La population est inquiète, d’autant que les États-Unis sont le pays qui compte le plus de cas de malades (plus de 600 000 à ce jour). Le système de santé américain semble peu adapté à la gestion de la pandémie : essentiellement privé, il doit faire face à une saturation des hôpitaux difficile à pallier (moins de trois lits pour 1 000 habitants contre six en France), et le nombre de morts explose, du fait aussi d’un taux important de comorbidités liées au Covid-19 (obésité et maladies métaboliques souvent associées). De plus, 30 millions d’Américains n’ont pas d’assurance santé et beaucoup vont la perdre automatiquement en étant licenciés (le pays compte plus de 20 millions de nouveaux chômeurs en un mois), les inégalités sont donc fortes.

La mauvaise santé économique – et boursière – préoccupe elle aussi les Américains. Avec l’explosion du chômage, les défauts sur les crédits à la consommation sont un risque majeur, et avec lui, la possibilité d’une crise bancaire, dans un pays où la croissance a été entretenue artificiellement par le déficit et la consommation depuis trois ans.

En occupant le terrain médiatique chaque jour, Donald Trump joue sur son omniprésence pour se donner à voir comme combatif et incontournable. Si son électorat le plus fervent lui fait entièrement confiance, une partie de l’opinion est plus sceptique, malgré des scores à ce jour très honorables sur la perception de sa gestion de la crise.

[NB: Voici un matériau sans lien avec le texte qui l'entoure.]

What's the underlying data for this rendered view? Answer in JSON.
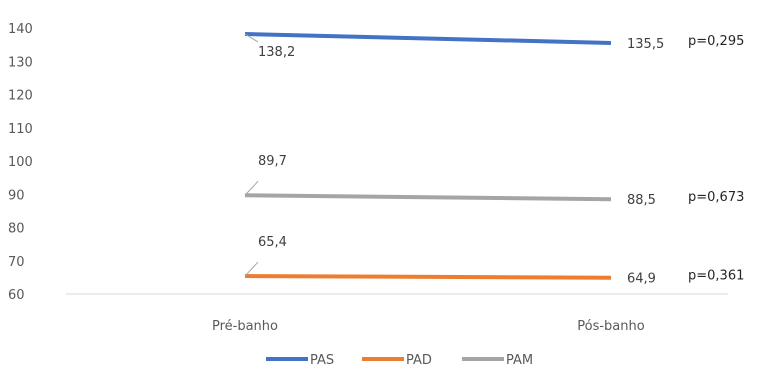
{
  "chart_data": {
    "type": "line",
    "title": "",
    "xlabel": "",
    "ylabel": "",
    "categories": [
      "Pré-banho",
      "Pós-banho"
    ],
    "ylim": [
      60,
      140
    ],
    "yticks": [
      "60",
      "70",
      "80",
      "90",
      "100",
      "110",
      "120",
      "130",
      "140"
    ],
    "grid": false,
    "legend_position": "bottom",
    "series": [
      {
        "name": "PAS",
        "color": "#4472C4",
        "values": [
          138.2,
          135.5
        ],
        "labels": [
          "138,2",
          "135,5"
        ],
        "p_value": "p=0,295"
      },
      {
        "name": "PAD",
        "color": "#ED7D31",
        "values": [
          65.4,
          64.9
        ],
        "labels": [
          "65,4",
          "64,9"
        ],
        "p_value": "p=0,361"
      },
      {
        "name": "PAM",
        "color": "#A5A5A5",
        "values": [
          89.7,
          88.5
        ],
        "labels": [
          "89,7",
          "88,5"
        ],
        "p_value": "p=0,673"
      }
    ]
  }
}
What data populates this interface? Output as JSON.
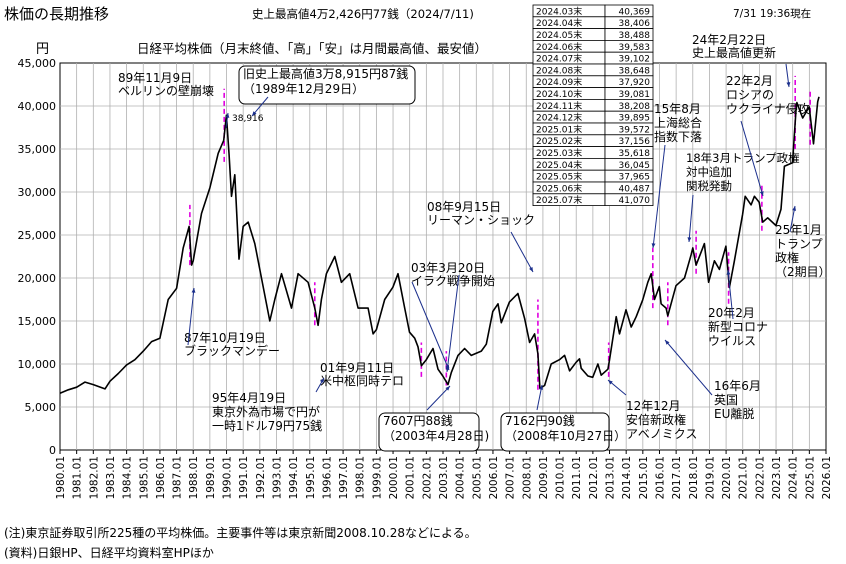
{
  "chart_data": {
    "type": "line",
    "title": "株価の長期推移",
    "record_note": "史上最高値4万2,426円77銭（2024/7/11)",
    "timestamp": "7/31 19:36現在",
    "ylabel": "円",
    "subtitle": "日経平均株価（月末終値、「高」「安」は月間最高値、最安値）",
    "ylim": [
      0,
      45000
    ],
    "yticks": [
      0,
      5000,
      10000,
      15000,
      20000,
      25000,
      30000,
      35000,
      40000,
      45000
    ],
    "ytick_labels": [
      "0",
      "5,000",
      "10,000",
      "15,000",
      "20,000",
      "25,000",
      "30,000",
      "35,000",
      "40,000",
      "45,000"
    ],
    "xlim": [
      1980,
      2026
    ],
    "xtick_labels": [
      "1980.01",
      "1981.01",
      "1982.01",
      "1983.01",
      "1984.01",
      "1985.01",
      "1986.01",
      "1987.01",
      "1988.01",
      "1989.01",
      "1990.01",
      "1991.01",
      "1992.01",
      "1993.01",
      "1994.01",
      "1995.01",
      "1996.01",
      "1997.01",
      "1998.01",
      "1999.01",
      "2000.01",
      "2001.01",
      "2002.01",
      "2003.01",
      "2004.01",
      "2005.01",
      "2006.01",
      "2007.01",
      "2008.01",
      "2009.01",
      "2010.01",
      "2011.01",
      "2012.01",
      "2013.01",
      "2014.01",
      "2015.01",
      "2016.01",
      "2017.01",
      "2018.01",
      "2019.01",
      "2020.01",
      "2021.01",
      "2022.01",
      "2023.01",
      "2024.01",
      "2025.01",
      "2026.01"
    ],
    "grid": true,
    "series": [
      {
        "points": [
          [
            1980.0,
            6600
          ],
          [
            1980.5,
            7000
          ],
          [
            1981.0,
            7300
          ],
          [
            1981.5,
            7900
          ],
          [
            1982.0,
            7600
          ],
          [
            1982.7,
            7100
          ],
          [
            1983.0,
            8000
          ],
          [
            1983.5,
            8900
          ],
          [
            1984.0,
            9900
          ],
          [
            1984.5,
            10500
          ],
          [
            1985.0,
            11500
          ],
          [
            1985.5,
            12600
          ],
          [
            1986.0,
            13000
          ],
          [
            1986.5,
            17500
          ],
          [
            1987.0,
            18800
          ],
          [
            1987.4,
            23500
          ],
          [
            1987.75,
            26000
          ],
          [
            1987.9,
            21500
          ],
          [
            1988.0,
            22000
          ],
          [
            1988.5,
            27500
          ],
          [
            1989.0,
            30500
          ],
          [
            1989.5,
            34500
          ],
          [
            1989.83,
            36000
          ],
          [
            1989.99,
            38916
          ],
          [
            1990.15,
            34500
          ],
          [
            1990.3,
            29500
          ],
          [
            1990.5,
            32000
          ],
          [
            1990.75,
            22200
          ],
          [
            1991.0,
            26000
          ],
          [
            1991.3,
            26500
          ],
          [
            1991.7,
            24000
          ],
          [
            1992.0,
            21000
          ],
          [
            1992.6,
            15000
          ],
          [
            1992.9,
            17500
          ],
          [
            1993.3,
            20500
          ],
          [
            1993.9,
            16500
          ],
          [
            1994.3,
            20500
          ],
          [
            1994.9,
            19500
          ],
          [
            1995.3,
            16500
          ],
          [
            1995.5,
            14500
          ],
          [
            1995.7,
            17500
          ],
          [
            1996.0,
            20500
          ],
          [
            1996.5,
            22500
          ],
          [
            1996.9,
            19500
          ],
          [
            1997.4,
            20500
          ],
          [
            1997.9,
            16500
          ],
          [
            1998.5,
            16500
          ],
          [
            1998.8,
            13500
          ],
          [
            1999.0,
            14000
          ],
          [
            1999.5,
            17500
          ],
          [
            1999.99,
            18934
          ],
          [
            2000.3,
            20500
          ],
          [
            2000.7,
            16500
          ],
          [
            2000.99,
            13700
          ],
          [
            2001.3,
            13000
          ],
          [
            2001.5,
            12000
          ],
          [
            2001.7,
            9800
          ],
          [
            2002.0,
            10500
          ],
          [
            2002.4,
            11800
          ],
          [
            2002.7,
            9400
          ],
          [
            2002.99,
            8600
          ],
          [
            2003.3,
            7607
          ],
          [
            2003.5,
            9000
          ],
          [
            2003.9,
            11000
          ],
          [
            2004.3,
            11800
          ],
          [
            2004.7,
            11000
          ],
          [
            2005.3,
            11500
          ],
          [
            2005.6,
            12300
          ],
          [
            2005.99,
            16100
          ],
          [
            2006.3,
            17000
          ],
          [
            2006.5,
            14800
          ],
          [
            2006.99,
            17200
          ],
          [
            2007.5,
            18200
          ],
          [
            2007.9,
            15300
          ],
          [
            2008.2,
            12500
          ],
          [
            2008.5,
            13500
          ],
          [
            2008.7,
            11200
          ],
          [
            2008.82,
            7162
          ],
          [
            2009.1,
            7500
          ],
          [
            2009.5,
            10000
          ],
          [
            2009.99,
            10500
          ],
          [
            2010.3,
            11000
          ],
          [
            2010.6,
            9200
          ],
          [
            2010.99,
            10200
          ],
          [
            2011.2,
            10600
          ],
          [
            2011.3,
            9500
          ],
          [
            2011.7,
            8600
          ],
          [
            2011.99,
            8450
          ],
          [
            2012.3,
            10000
          ],
          [
            2012.5,
            8700
          ],
          [
            2012.9,
            9400
          ],
          [
            2012.99,
            10400
          ],
          [
            2013.4,
            15500
          ],
          [
            2013.6,
            13500
          ],
          [
            2013.99,
            16300
          ],
          [
            2014.3,
            14300
          ],
          [
            2014.6,
            15500
          ],
          [
            2014.99,
            17450
          ],
          [
            2015.3,
            19500
          ],
          [
            2015.5,
            20500
          ],
          [
            2015.7,
            17500
          ],
          [
            2015.99,
            19000
          ],
          [
            2016.1,
            17000
          ],
          [
            2016.4,
            16500
          ],
          [
            2016.5,
            15600
          ],
          [
            2016.99,
            19100
          ],
          [
            2017.5,
            20000
          ],
          [
            2017.9,
            22700
          ],
          [
            2018.0,
            23500
          ],
          [
            2018.2,
            21500
          ],
          [
            2018.7,
            24000
          ],
          [
            2018.95,
            19500
          ],
          [
            2019.3,
            22000
          ],
          [
            2019.6,
            21000
          ],
          [
            2019.99,
            23700
          ],
          [
            2020.2,
            18900
          ],
          [
            2020.5,
            22000
          ],
          [
            2020.99,
            27400
          ],
          [
            2021.15,
            29500
          ],
          [
            2021.5,
            28500
          ],
          [
            2021.7,
            29500
          ],
          [
            2021.99,
            28800
          ],
          [
            2022.2,
            26500
          ],
          [
            2022.5,
            27000
          ],
          [
            2022.99,
            26100
          ],
          [
            2023.3,
            28000
          ],
          [
            2023.5,
            33000
          ],
          [
            2023.99,
            33400
          ],
          [
            2024.2,
            39500
          ],
          [
            2024.25,
            40400
          ],
          [
            2024.5,
            39100
          ],
          [
            2024.6,
            38600
          ],
          [
            2024.99,
            39900
          ],
          [
            2025.25,
            35600
          ],
          [
            2025.5,
            40500
          ],
          [
            2025.58,
            41070
          ]
        ]
      }
    ],
    "monthly_table": [
      [
        "2024.03末",
        "40,369"
      ],
      [
        "2024.04末",
        "38,406"
      ],
      [
        "2024.05末",
        "38,488"
      ],
      [
        "2024.06末",
        "39,583"
      ],
      [
        "2024.07末",
        "39,102"
      ],
      [
        "2024.08末",
        "38,648"
      ],
      [
        "2024.09末",
        "37,920"
      ],
      [
        "2024.10末",
        "39,081"
      ],
      [
        "2024.11末",
        "38,208"
      ],
      [
        "2024.12末",
        "39,895"
      ],
      [
        "2025.01末",
        "39,572"
      ],
      [
        "2025.02末",
        "37,156"
      ],
      [
        "2025.03末",
        "35,618"
      ],
      [
        "2025.04末",
        "36,045"
      ],
      [
        "2025.05末",
        "37,965"
      ],
      [
        "2025.06末",
        "40,487"
      ],
      [
        "2025.07末",
        "41,070"
      ]
    ],
    "annotations": [
      {
        "text": [
          "89年11月9日",
          "ベルリンの壁崩壊"
        ],
        "x": 1989.86
      },
      {
        "text": [
          "旧史上最高値3万8,915円87銭",
          "（1989年12月29日）"
        ],
        "boxed": true
      },
      {
        "text": [
          "38,916"
        ],
        "x": 1989.99
      },
      {
        "text": [
          "87年10月19日",
          "ブラックマンデー"
        ],
        "x": 1987.8
      },
      {
        "text": [
          "95年4月19日",
          "東京外為市場で円が",
          "一時1ドル79円75銭"
        ],
        "x": 1995.3
      },
      {
        "text": [
          "01年9月11日",
          "米中枢同時テロ"
        ],
        "x": 2001.7
      },
      {
        "text": [
          "03年3月20日",
          "イラク戦争開始"
        ],
        "x": 2003.2
      },
      {
        "text": [
          "7607円88銭",
          "（2003年4月28日)"
        ],
        "boxed": true
      },
      {
        "text": [
          "08年9月15日",
          "リーマン・ショック"
        ],
        "x": 2008.7
      },
      {
        "text": [
          "7162円90銭",
          "（2008年10月27日）"
        ],
        "boxed": true
      },
      {
        "text": [
          "12年12月",
          "安倍新政権",
          "アベノミクス"
        ],
        "x": 2012.95
      },
      {
        "text": [
          "15年8月",
          "上海総合",
          "指数下落"
        ],
        "x": 2015.6
      },
      {
        "text": [
          "16年6月",
          "英国",
          "EU離脱"
        ],
        "x": 2016.5
      },
      {
        "text": [
          "18年3月トランプ政権",
          "対中追加",
          "関税発動"
        ],
        "x": 2018.2
      },
      {
        "text": [
          "20年2月",
          "新型コロナ",
          "ウイルス"
        ],
        "x": 2020.15
      },
      {
        "text": [
          "22年2月",
          "ロシアの",
          "ウクライナ侵攻"
        ],
        "x": 2022.15
      },
      {
        "text": [
          "24年2月22日",
          "史上最高値更新"
        ],
        "x": 2024.15
      },
      {
        "text": [
          "25年1月",
          "トランプ",
          "政権",
          "（2期目）"
        ],
        "x": 2025.05
      }
    ],
    "event_lines": [
      1987.8,
      1989.86,
      1995.3,
      2001.7,
      2003.2,
      2008.7,
      2012.95,
      2015.6,
      2016.5,
      2018.2,
      2020.15,
      2022.15,
      2024.15,
      2025.05
    ]
  },
  "footnotes": {
    "note": "(注)東京証券取引所225種の平均株価。主要事件等は東京新聞2008.10.28などによる。",
    "source": "(資料)日銀HP、日経平均資料室HPほか"
  }
}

Qu’en sera-t-il à l’automne ? La façon dont le président aura combattu la pandémie va sans doute peser lourd dans l’élection. Et ce, d’autant qu’avec l’abandon de Bernie Sanders dans la course à l’investiture démocrate, l’actuel occupant de la Maison-Blanche est certain de se retrouver face à Joe Biden, qui, en tant qu’ancien vice-président, a l’expérience des crises (financière, Ebola, etc.) et à qui Barack Obama vient d’apporter son soutien dans une vidéo très offensive. C’est donc aussi sur le terrain du leadership que les électeurs jugeront les deux candidats.